In the last part of this thesis we explored how cognitions modulate the consumption experience. Perceived, rather than actual caloric content, inflicted by calorie food labels, induces cognitive processes that may influence the consumption experience on their own. We tested this in an experiment and found that receipt of a beverage perceived as low- compared to high-caloric induced more activation in the dorsal striatum, a region involved in coding food reward (Chapter 5). As low-calorie labels may appeal especially to the health-minded consumers, we correlated brain responses to the receipt of a beverage perceived as low- compared to high-caloric with health interest (measured with the General health interest subscale of the Health and Taste Attitude Scales). Indeed, health interest scores correlated positively with activation in the dorsal striatum.

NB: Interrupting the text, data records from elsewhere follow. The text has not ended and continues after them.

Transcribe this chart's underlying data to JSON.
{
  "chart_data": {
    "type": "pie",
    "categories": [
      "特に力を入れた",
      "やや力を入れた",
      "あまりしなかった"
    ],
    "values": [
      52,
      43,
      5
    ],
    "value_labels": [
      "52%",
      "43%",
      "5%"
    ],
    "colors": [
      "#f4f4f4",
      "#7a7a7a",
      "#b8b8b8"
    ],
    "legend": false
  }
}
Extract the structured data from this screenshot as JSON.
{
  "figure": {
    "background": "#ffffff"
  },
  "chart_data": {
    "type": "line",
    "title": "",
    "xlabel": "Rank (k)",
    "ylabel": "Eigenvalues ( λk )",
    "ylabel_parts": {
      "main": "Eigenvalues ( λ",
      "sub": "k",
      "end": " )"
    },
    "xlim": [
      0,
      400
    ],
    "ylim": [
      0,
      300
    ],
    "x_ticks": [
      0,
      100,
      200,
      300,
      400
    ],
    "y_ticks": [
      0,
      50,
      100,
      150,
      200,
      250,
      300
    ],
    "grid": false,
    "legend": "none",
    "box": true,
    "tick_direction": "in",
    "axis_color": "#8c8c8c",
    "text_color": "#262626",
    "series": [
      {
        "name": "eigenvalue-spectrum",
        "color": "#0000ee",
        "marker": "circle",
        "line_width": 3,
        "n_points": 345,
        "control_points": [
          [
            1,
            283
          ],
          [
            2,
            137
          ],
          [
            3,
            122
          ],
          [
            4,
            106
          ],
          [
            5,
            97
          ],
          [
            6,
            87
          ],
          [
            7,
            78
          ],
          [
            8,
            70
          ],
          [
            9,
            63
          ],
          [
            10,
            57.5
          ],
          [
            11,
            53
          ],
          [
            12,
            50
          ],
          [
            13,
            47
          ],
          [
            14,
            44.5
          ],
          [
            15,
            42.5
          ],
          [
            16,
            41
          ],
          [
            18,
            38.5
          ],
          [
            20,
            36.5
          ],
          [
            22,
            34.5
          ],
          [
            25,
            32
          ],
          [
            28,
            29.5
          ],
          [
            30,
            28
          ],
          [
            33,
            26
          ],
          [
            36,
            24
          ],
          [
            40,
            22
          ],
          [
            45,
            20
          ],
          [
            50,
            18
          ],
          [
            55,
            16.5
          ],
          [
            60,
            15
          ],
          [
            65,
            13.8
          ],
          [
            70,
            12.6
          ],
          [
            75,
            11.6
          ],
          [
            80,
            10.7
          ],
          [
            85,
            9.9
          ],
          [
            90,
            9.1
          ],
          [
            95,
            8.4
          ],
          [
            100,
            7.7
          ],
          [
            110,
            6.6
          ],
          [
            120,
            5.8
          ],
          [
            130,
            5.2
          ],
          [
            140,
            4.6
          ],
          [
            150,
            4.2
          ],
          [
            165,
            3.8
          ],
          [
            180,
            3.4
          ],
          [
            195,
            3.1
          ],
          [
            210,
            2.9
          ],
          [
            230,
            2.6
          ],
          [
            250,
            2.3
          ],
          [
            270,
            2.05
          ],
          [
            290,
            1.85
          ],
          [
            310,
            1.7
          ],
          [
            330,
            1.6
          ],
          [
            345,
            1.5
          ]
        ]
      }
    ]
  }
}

Rather than focussing participants’ attention on differences within one food aspect, in Chapter 6 we focussed on selective attention to different food aspects, i.e. pleasantness versus taste intensity versus calories. In the supermarket, food labels and claims often do the same. In the first place, paying attention to hedonics, caloric content or taste intensity predominantly resulted in common brain activation in regions involved in the neural processing of food stimuli, e.g. the insula and thalamus. This likely resulted from ‘bottom-up’ sensory effects, which are more prominent than ‘top-down’ attentional effects. However, small differences were also observed; taste activation was higher during selective attention to intensity compared to calories in the right middle orbitofrontal cortex and during selective attention to pleasantness compared to intensity in the right putamen, right ACC and bilateral middle insula. Overall, these results indicate that statements regarding food properties can alter the consumption experience through attention-driven effects on the activation of gustatory and reward regions.
Finally, the general discussion (Chapter 7) describes main finding and conclusions of this thesis. In sum, we showed that food energy content, sugar type, trait reward sensitivity, health interest, food labels and selective attention all modulate taste-related brain activation. In conclusion, these findings indicate that the formation of the final consumption experience is a very multifaceted process that dependents on numerous factors integrated by the brain, of which we are just beginning to grasp its complexity.